A Career In Endowment Management_5

Post on: 5 Апрель, 2015 No Comment

A Career In Endowment Management_5

Endowment. On March 25, 1745, ten men executed pledges totaling 185 pounds «for the purpose of Erecting a Collegiate School in the province of New Jersey for the instructing of youth in the Learned Languages, Liberal Arts, and Sciences.» The pledges were made a year and a half before the first charter establishing the College of New Jersey was granted. The document provided that only the interest earned on the principal sum could be expended for current purposes: namely, the payment of the president’s salary and the salaries of tutors, and that the principal was to be continuously reinvested to generate income for the future. These modest pledges — whose value proved to be less than the president’s annual salary — marked the beginning of Princeton’s endowment, funds that in the mid-seventies totaled over $450 million.

The classic definition of «endowment» is a gift made on the stipulation that the principal be maintained in perpetuity and that only income from investment of the gift be expended.
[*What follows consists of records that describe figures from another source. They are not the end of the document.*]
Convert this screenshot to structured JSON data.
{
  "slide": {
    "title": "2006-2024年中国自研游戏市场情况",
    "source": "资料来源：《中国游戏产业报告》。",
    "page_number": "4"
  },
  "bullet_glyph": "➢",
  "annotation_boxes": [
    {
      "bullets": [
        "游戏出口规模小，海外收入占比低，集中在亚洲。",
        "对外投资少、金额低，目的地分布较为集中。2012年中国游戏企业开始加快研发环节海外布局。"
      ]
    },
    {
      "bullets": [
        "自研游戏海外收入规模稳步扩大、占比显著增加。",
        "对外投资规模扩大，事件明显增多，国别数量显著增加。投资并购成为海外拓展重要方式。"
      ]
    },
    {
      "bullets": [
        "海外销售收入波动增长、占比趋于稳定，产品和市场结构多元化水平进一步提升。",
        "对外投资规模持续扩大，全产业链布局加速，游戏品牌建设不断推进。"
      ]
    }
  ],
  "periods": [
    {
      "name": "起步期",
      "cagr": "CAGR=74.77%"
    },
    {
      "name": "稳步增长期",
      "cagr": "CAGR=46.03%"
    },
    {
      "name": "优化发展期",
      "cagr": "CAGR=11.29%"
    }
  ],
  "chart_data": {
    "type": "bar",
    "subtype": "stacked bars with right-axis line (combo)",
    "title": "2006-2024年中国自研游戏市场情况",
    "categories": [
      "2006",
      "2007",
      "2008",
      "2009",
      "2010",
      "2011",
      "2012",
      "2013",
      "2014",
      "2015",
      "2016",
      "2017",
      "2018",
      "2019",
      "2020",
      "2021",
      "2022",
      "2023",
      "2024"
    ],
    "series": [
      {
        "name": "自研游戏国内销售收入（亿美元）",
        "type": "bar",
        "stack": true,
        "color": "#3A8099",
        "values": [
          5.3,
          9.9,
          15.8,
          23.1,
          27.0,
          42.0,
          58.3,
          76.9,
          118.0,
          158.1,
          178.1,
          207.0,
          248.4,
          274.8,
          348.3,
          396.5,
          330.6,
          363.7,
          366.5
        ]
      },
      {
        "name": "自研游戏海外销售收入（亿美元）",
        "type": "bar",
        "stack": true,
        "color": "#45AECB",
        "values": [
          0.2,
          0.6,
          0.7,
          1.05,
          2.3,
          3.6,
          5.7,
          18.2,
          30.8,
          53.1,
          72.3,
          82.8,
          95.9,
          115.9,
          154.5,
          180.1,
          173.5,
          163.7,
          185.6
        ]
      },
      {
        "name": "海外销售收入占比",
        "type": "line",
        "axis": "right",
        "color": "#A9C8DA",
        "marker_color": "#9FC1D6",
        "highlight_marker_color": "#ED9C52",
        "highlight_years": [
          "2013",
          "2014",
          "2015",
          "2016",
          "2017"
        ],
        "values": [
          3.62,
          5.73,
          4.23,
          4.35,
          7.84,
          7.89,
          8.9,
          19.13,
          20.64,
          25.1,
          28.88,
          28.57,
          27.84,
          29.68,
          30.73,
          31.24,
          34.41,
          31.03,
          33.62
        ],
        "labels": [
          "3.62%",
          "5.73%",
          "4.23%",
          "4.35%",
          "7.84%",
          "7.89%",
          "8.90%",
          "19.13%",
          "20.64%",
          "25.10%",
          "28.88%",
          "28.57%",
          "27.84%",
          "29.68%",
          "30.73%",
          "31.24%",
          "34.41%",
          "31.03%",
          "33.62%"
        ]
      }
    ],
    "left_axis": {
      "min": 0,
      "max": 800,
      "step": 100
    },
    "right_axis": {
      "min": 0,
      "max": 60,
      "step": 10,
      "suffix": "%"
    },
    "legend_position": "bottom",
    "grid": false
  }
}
In addition to gifts of this nature, the University’s current endowment fund also includes gifts received without any such stipulation, and allocated by the trustees to function as endowment, as well as appreciation earned from the investment of endowment funds.

In absolute terms the Princeton endowment is one of the largest of any University in the country. Measured in terms of the size of the fund relative to the size of the University — for instance, by an approximate measure such as endowment dollar per student — Princeton’s endowment ranks as probably greater than that of any university but Harvard. The income generated annually from the endowment now constitutes about 16 percent of the University’s annual operating budget.

The endowment thus represents the legacy to the present of the past generosity of the University’s supporters. The growth of the endowment also reflects the skill and insight of the trustees in managing Princeton’s funds. In the late 1940s and early 1950s, when conventional wisdom indicated that an endowment fund should be invested largely in fixed-income securities, Princeton increasingly allocated its endowment to equities, with a strong emphasis on growth-type stocks. Such investments have tended to produce higher rates of return than so-called income stocks or bonds. In 1940 only 27 percent of the market value of our endowment was invested in common stocks; today about 75 percent of the fund is in equities.

This investment strategy has yielded superior results. For instance, from 1958 through 1975, Princeton’s endowment earned more in capital appreciation and income than the stock market on average, a performance achieved by few institutional funds, college, corporate, or financial. A study by the National Association of College and University Business Officers shows that over a ten-year period ending June 30, 1975, Princeton’s endowment performance ranked fourth out of eighty endowment funds examined.

Policy for management of the University’s endowment is set by an Investment Committee of three trustees who constitute a subcommittee of the Finance Committee of the Board of Trustees. The University’s chief financial officer sits with the Investment Committee. For many years, the Investment Committee approved in advance the purchase and sale of all securities, aided by John W. Bristol & Co. Inc. which served as investment adviser to the Committee role that firm (and a predecessor organization) played since the mid-1930s. In the fall of 1977, the Investment Committee adopted a new procedure by which the committee concentrated on policy, delegating responsibility for the day-to-day selection of securities for the University s portfolio to four investment advisers: John W. Bristol and Herbert E. Gernert of New York, Robert E. Pruyne of Boston, and Mitchell Milias of Los Angeles.